Il est probable que ces modifications feront l’objet d’un contentieux important et ce contrôle judiciaire est d’ailleurs souhaitable concernant les dispositions particulièrement vagues, que nous avons vues ci-dessus, telle que la formule « lorsque l'intérêt de l'entreprise le justifie eu égard aux difficultés économiques liées à la propagation du covid-19 » permettant l’imposition unilatérale de jours de repos aux salariés.
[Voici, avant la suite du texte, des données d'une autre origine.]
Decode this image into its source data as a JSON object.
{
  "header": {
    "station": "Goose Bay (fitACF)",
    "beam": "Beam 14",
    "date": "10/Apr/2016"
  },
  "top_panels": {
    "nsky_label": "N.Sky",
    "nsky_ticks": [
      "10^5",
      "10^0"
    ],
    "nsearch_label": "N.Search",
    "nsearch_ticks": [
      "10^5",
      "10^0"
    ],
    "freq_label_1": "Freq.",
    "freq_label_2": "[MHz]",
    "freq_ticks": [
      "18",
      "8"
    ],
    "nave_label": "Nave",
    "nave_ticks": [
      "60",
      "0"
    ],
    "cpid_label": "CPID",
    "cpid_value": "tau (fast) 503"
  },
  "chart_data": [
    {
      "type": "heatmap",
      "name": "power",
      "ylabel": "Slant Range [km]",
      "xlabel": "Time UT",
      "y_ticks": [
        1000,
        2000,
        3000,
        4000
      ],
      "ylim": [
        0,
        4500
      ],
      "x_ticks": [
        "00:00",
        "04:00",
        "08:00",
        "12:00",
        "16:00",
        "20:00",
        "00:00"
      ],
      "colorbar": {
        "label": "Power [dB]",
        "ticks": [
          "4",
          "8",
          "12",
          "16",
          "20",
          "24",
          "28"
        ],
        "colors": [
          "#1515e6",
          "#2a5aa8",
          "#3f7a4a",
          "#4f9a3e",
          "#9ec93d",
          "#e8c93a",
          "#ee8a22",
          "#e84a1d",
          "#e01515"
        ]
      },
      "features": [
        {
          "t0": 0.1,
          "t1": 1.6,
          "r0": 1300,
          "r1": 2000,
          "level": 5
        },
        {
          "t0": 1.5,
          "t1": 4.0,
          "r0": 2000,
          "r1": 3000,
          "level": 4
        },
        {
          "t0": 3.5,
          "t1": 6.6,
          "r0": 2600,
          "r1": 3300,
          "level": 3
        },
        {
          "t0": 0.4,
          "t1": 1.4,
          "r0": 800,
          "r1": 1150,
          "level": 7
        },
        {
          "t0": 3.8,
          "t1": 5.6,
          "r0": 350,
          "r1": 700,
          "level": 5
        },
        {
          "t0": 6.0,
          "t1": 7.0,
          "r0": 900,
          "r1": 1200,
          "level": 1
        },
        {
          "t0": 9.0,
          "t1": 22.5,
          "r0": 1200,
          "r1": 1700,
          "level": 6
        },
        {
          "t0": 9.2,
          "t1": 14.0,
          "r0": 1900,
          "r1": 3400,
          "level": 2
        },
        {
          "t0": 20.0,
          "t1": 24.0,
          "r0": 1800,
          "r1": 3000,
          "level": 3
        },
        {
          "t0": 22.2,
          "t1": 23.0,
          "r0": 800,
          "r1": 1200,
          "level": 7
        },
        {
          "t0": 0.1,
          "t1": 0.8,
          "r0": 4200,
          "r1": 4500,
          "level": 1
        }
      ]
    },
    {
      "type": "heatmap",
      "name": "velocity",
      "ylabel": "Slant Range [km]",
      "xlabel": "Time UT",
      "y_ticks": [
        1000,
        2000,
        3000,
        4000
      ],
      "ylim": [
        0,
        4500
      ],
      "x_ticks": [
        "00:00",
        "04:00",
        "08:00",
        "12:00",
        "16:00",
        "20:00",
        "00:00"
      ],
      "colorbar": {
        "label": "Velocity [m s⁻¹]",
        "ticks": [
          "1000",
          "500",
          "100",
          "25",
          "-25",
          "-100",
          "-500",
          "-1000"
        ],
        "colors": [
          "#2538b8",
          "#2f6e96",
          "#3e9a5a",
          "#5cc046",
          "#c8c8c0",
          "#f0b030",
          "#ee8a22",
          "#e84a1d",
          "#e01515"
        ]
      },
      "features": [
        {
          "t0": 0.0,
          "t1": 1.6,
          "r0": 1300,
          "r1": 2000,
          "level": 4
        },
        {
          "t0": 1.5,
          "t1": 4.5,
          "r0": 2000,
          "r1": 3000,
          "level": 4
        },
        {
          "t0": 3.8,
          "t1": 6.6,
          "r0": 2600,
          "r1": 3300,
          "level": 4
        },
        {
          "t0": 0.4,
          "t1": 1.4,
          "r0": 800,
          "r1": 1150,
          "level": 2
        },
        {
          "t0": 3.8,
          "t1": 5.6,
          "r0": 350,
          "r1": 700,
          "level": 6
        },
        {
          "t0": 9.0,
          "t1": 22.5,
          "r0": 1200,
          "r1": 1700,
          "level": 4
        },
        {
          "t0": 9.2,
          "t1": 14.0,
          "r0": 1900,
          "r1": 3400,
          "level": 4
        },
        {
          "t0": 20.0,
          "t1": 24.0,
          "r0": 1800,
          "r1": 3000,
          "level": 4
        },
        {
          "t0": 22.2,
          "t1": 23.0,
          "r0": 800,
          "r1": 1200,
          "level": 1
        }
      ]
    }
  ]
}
En effet, faute d’être précisées, ces formules permettraient à des employeurs peu scrupuleux, quand bien même leur situation économique ne le justifierait pas, de recourir à outrance à ces dispositions qui, de facto, limitent de manière considérable les droits des salariés.

Par conséquent, il semble impératif que, le temps venu, les Conseils de Prud’hommes se saisissent de ces questions, afin d’éventuellement sanctionner les employeurs qui en auraient abusé.